Achieving stakeholder alignment
Stakeholder alignment and collaboration can be particularly challenging in large organizations due to complex hierarchies, competing priorities, and varying departmental goals. Unlike smaller AI-native companies, large carriers need to intentionally create structured collaboration processes. Successful pilots often involve a triad: a business lead who understands the workflow, a technology partner who manages tooling and access, and a compliance or risk manager who ensures standards are met. Though more complex to establish, this shared ownership creates the foundation for scale.
By involving the right stakeholders early, carriers accelerate internal buy-in, reduce friction and uncover practical insights to shape a sustainable AI strategy.

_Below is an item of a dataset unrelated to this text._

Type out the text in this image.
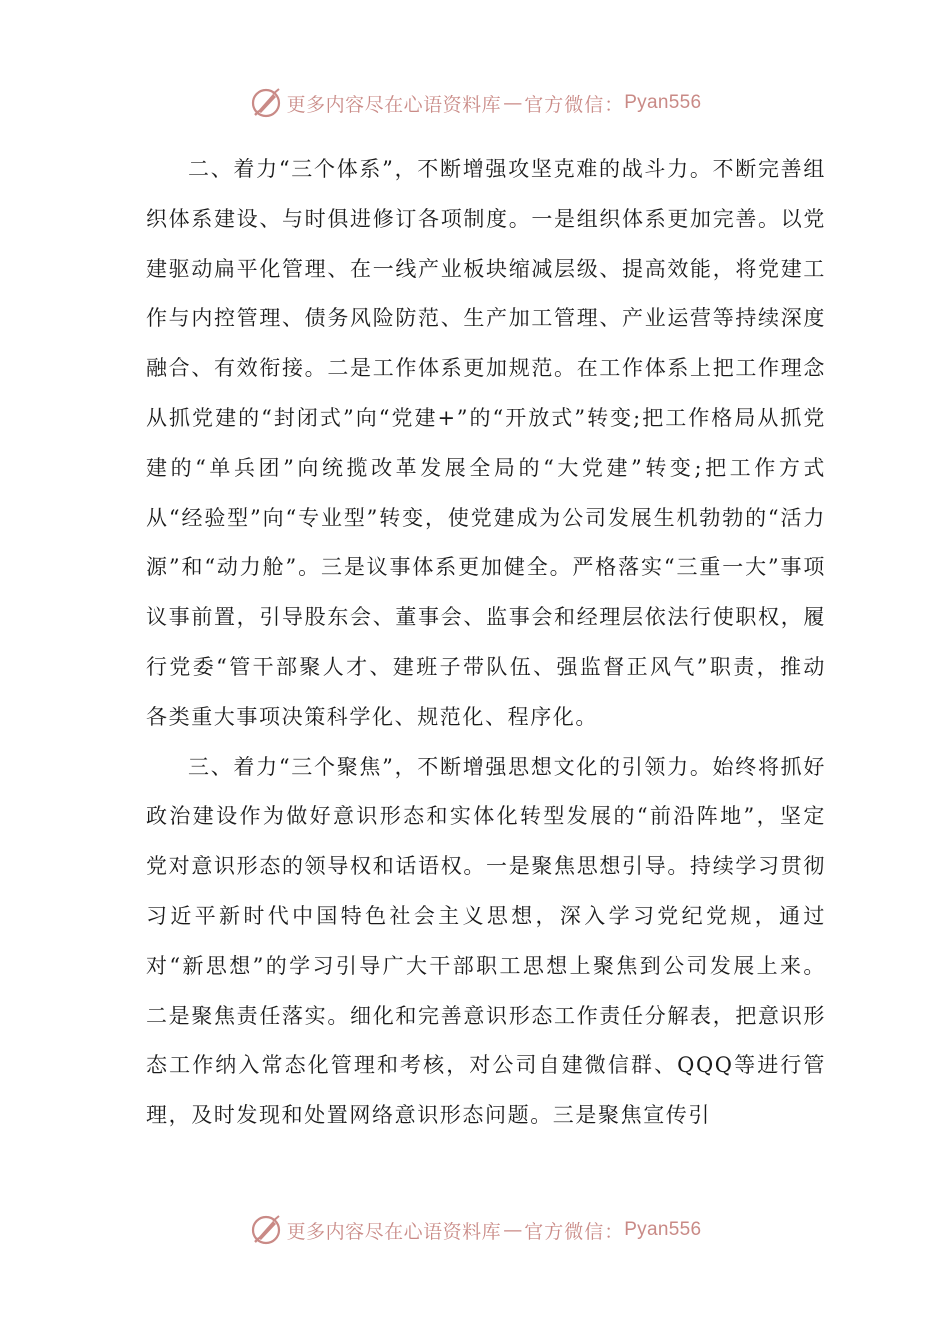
更多内容尽在心语资料库 — 官方微信： Pyan556

二、着力“三个体系”，不断增强攻坚克难的战斗力。不断完善组织体系建设、与时俱进修订各项制度。一是组织体系更加完善。以党建驱动扁平化管理、在一线产业板块缩减层级、提高效能，将党建工作与内控管理、债务风险防范、生产加工管理、产业运营等持续深度融合、有效衔接。二是工作体系更加规范。在工作体系上把工作理念从抓党建的“封闭式”向“党建+”的“开放式”转变;把工作格局从抓党建的“单兵团”向统揽改革发展全局的“大党建”转变;把工作方式从“经验型”向“专业型”转变，使党建成为公司发展生机勃勃的“活力源”和“动力舱”。三是议事体系更加健全。严格落实“三重一大”事项议事前置，引导股东会、董事会、监事会和经理层依法行使职权，履行党委“管干部聚人才、建班子带队伍、强监督正风气”职责，推动各类重大事项决策科学化、规范化、程序化。

三、着力“三个聚焦”，不断增强思想文化的引领力。始终将抓好政治建设作为做好意识形态和实体化转型发展的“前沿阵地”，坚定党对意识形态的领导权和话语权。一是聚焦思想引导。持续学习贯彻习近平新时代中国特色社会主义思想，深入学习党纪党规，通过对“新思想”的学习引导广大干部职工思想上聚焦到公司发展上来。二是聚焦责任落实。细化和完善意识形态工作责任分解表，把意识形态工作纳入常态化管理和考核，对公司自建微信群、QQQ等进行管理，及时发现和处置网络意识形态问题。三是聚焦宣传引

更多内容尽在心语资料库 — 官方微信： Pyan556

Responsible adoption and scaling
Carriers need clear governance frameworks for safe AI deployment, including transparent model explainability and auditable decision logs to meet regulatory scrutiny. Early involvement from compliance teams ensures smoother approvals, reduces risk and builds trust.
Successful pilots also need clear paths to integration within enterprise IT ecosystems. Documenting interfaces, creating reusable templates and establishing evaluation frameworks streamline broader adoption. Learning from early adopters that transitioned successfully from pilot to full-scale deployment can significantly inform carrier strategies.
Usability, multi-agent modalities and evaluation of AI tools
Usability continues to be one of the most underestimated barriers to AI adoption. Multi-channel prompting (MCP) improves accessibility by allowing users to engage through everyday methods such as typing, speaking, uploading documents or sharing screenshots.. This type of interaction reduces friction and embeds AI naturally into existing workflows. Thus, evaluating these tools cannot be limited to how a single agent performs. The real value emerges when looking at how well they operate within an integrated workflow system.
Talent and culture implications
As intelligent workflows become embedded across insurance operations, the workforce must adapt to new expectations. Business teams will need to develop fluency in AI tools, gaining confidence in experimenting with no-code platforms and automation frameworks. Technical teams will increasingly focus on enablement, governance and cross-functional support rather than centralized control. This evolution requires targeted reskilling, new forms of collaboration and a mindset that embraces iterative improvement. Carriers that create a structured environment for experimentation will strengthen internal capabilities. This is not simply a technical rollout but an organizational shift that depends on operational fluency, empathy for users and a systems-oriented mindset.
The future outlook for AI-native carriers
Over the next few years, insurance carriers that adopt AI are expected to operate as intelligent systems that adapt continuously based on context, data usage and changing business needs. Multiple AI agents, which are autonomous or semi-autonomous systems built to perform specific tasks, will support core areas such as underwriting, claims, compliance and customer service. These agents will handle structured, repetitive tasks within defined workflows, while human teams focus on judgment-based decisions, exception handling and client strategy.
AI is already changing the way we interact with the internet. With MCP enabling natural inputs like text, voice, documents and images, AI can become embedded in everyday workflows. While the pace of development is fast and the future remains uncertain, carriers that adopt flexible systems and thoughtful AI management may be better positioned to adjust as new capabilities emerge.